And so we now have the unique advantage of getting the benefit of all
those
different perspectives... and I don't think, just staying with the
issue of the
cultural view shared by various Greek thinkers for a moment, I think
they were
keenly attuned to the issue of social participation and responsibility.
At
least some of them literally and explicitly thought that you could not
be happy
if you did not a role as a good citizen, doing all the things that
would be
expected of a civilized person. You had to be engaged. And you had to
have a
life where you were performing actions along those lines and that life,
that
active dimension, is part of what constitutes
your happiness. It's not that it engenders a mood of
satisfaction, an
"internal" state of satisfaction, that allows you to rest happy, it's
that in some sense it was part
of your happiness. The active participation in society was
the happiness. So it's a very different perspective, it's
not just a psychologistic state-based thing, it's a whole different way
of
looking at the human being. This gets into a lot of complications
though and
I'll have to drop it for now. Suffice it to say that the larger point I
wanted
to make is that with something like the working hypothesis, these terms
like
"completeness" are referring to something that is not just
a cultural perspective -- we are
talking about something that may be hinted at by the wisdom of various
cultures, but it resides in its own sphere, which is the sphere of what
we can
find directly. It's not something that we get by some circumambulatory
pass
through the past, or through another point of view or opinion. So we
have to
choose judiciously, benefit from all of this knowledge that's laying
around now
and accessible to us, on the one hand, and on the other hand, we must
just sort
of "go for it" directly. It's a rather tricky business deciding what
you need in a given case, but this is not just a matter of adopting a
"cultural perspective" in the sense this phrase is ordinarily used. It
is echoed in some cultural orientations and controversies, which is
what I've
tried to indicate in my slideshow here today.
Doug: I
appreciate
that. It brings me back to the
need to appreciate what the Greek achievement was.
Steven: well
I thought
your question raised very
interesting points. I don't pretend to have done anything like justice
to any
of the territories that are exposed by your questions. All I'm doing
here is
skipping through some issues very lightly.
Doug: well
I'd guess
that's what a conversation is,
so...
Steven: yes,
exactly
(laughs).
Zenon: I
notice when
Douglas cited Jefferson, Jefferson
said that we are entitled to liberty, but he
didn't say we were entitled to happiness... only to the pursuit
of it.
Steven: yes,
that's
interesting isn't it? We'll
have to look that up... I'm curious about that now that you mention it.
Doug: the
reference for
me was Gary Wills book Inventing
America, which
is his
analysis of Jefferson's language in
the
Declaration, so there's a whole chapter in there on happiness.
Steven: I
would assume
that the point is to some
degree that Jefferson and the other Founders were trying to set up a
society
where people regardless their "class" could pursue
happiness, rather than being bound into a
particular social niche that afforded no mobility or chance at anything
further.
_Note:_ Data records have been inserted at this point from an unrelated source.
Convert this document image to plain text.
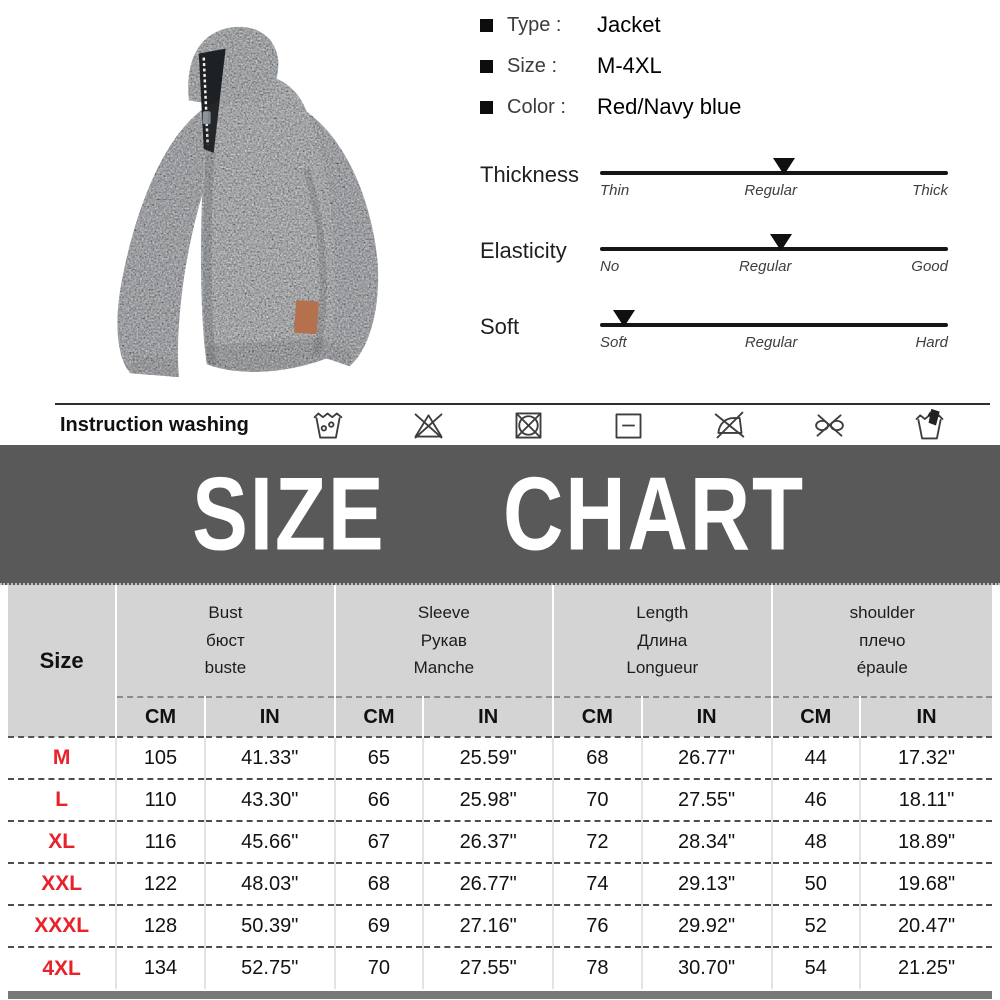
Type :	Jacket
Size :	M-4XL
Color :	Red/Navy blue
Thickness
Thin	Regular	Thick
Elasticity
No	Regular	Good
Soft
Soft	Regular	Hard
Instruction washing
SIZE CHART
Size	
Bust
бюст
buste

Sleeve
Рукав
Manche

Length
Длина
Longueur

shoulder
плечо
épaule

	CM	IN	CM	IN	CM	IN	CM	IN
M	105	41.33"	65	25.59"	68	26.77"	44	17.32"
L	110	43.30"	66	25.98"	70	27.55"	46	18.11"
XL	116	45.66"	67	26.37"	72	28.34"	48	18.89"
XXL	122	48.03"	68	26.77"	74	29.13"	50	19.68"
XXXL	128	50.39"	69	27.16"	76	29.92"	52	20.47"
4XL	134	52.75"	70	27.55"	78	30.70"	54	21.25"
So I assume he was referring to people being free to do ,
within the
limits of the law, what fits their aspirations. But I admit this is not
my area
and there's probably much more involved here.
Doug: well I
think what
you just said is right.
Steven: the
working
hypothesis is pointing out
something really radical, it's saying that fulfillment --- this word
"completeness", as I say, means a lot of things --- in this talk
today I'm only concentrating on the way in which completeness is tied
to
happiness. On other occasions we can explore the way the term is tied
to
things, but its connection to happiness is that nothing blocks
Happiness. And
so, if you find yourself thinking otherwise, even if only unconsciously
--- if
you find yourself buying into a point of view that suggests that you
"should" be unhappy, then I'll say you should be suspicious. Because
the working hypothesis says that that can never really be true. Nothing
blocks
the fundamental kind of Happiness. This is a wild notion, and one of
the
questions I asked in the slideshow was "do we even want to think in
such a
radical way?". Maybe we don't. We are attached to a more hobbit-like,
comfy little local perspective... but it bites us in the end. One thing
we
haven't been talking about so far, is the science angle on this...
probably
because I didn't introduce it very slowly, but there are a lot of
interesting
questions related to that that we could explore on another occasion.
Zenon: One
way of
exploring this in a very concrete
way for me, is just to observe my complaining mind.
Steven: yes.
Zenon:
complaining is
so prevalent (laughs), it
gives me insight into what you are talking about.
Steven: yes,
that's
100% what I had in mind here. In
a sense, what we don't usually understand, and I think what our culture
hasn't
understood for a very long time, going back to the Greeks and the
classical ancient
Greek philosophy, is that there is more to be seen than we realize...
Greeks
started with questions that are or should be with us to this very day,
questions about how we should make choices --- for them it was "should
we
choose the Good or the Pleasant?", for instance. That was a classic
question for them. To answer that question, they noticed that there are
different things in us, some gravitate toward the Good and some toward
the
Pleasant. It's like we are each a kind of little community of
perspectives, and
some of our responses and sensibilities are interested in doing the
right
thing, and others have other interests -- instant gratification etc. So
they
observed that there is this little colony of different points of view,
and
having observed that, they immediately launched into a
multigenerational
investigation of analyzing those distinctions --- the distinctions
between
those different perspectives. What they never realized is that they
could have
spent more time at step one, which was just to notice
them more clearly... to observe them with increasing
clarity and refinement. That was not an idea that occurred to them, and
as a
result we to this day are stuck with the limitations of that point of
departure. We have very limited notions of what that kind of
investigation
would be like, and the ordinary notions of introspection, for instance,
are a
classic case in point --- that's an extremely limited kind of
exploration
compared to what we are talking about in these WoK and VR meetings. So
it's a
shame in a way, but still the possibility is with us just as much as
ever. And
science might be able to aid it, if we could find the right way to
allow that
to happen.
Sean: this
is great, I
think there is a lot more
room to go on this topic.
Steven: yes,
and a lot
of it hinges on your own
thinking in this area, as you know from a private conversation I had
with you,
I would like very much to spend more time clarifying these cases... and
also
the possibilities for us, as science-minded people and as living
beings. There
is for instance the evolutionary perspective, and many others: nobody
else in
history ever had this wealth of perspectives and opportunities.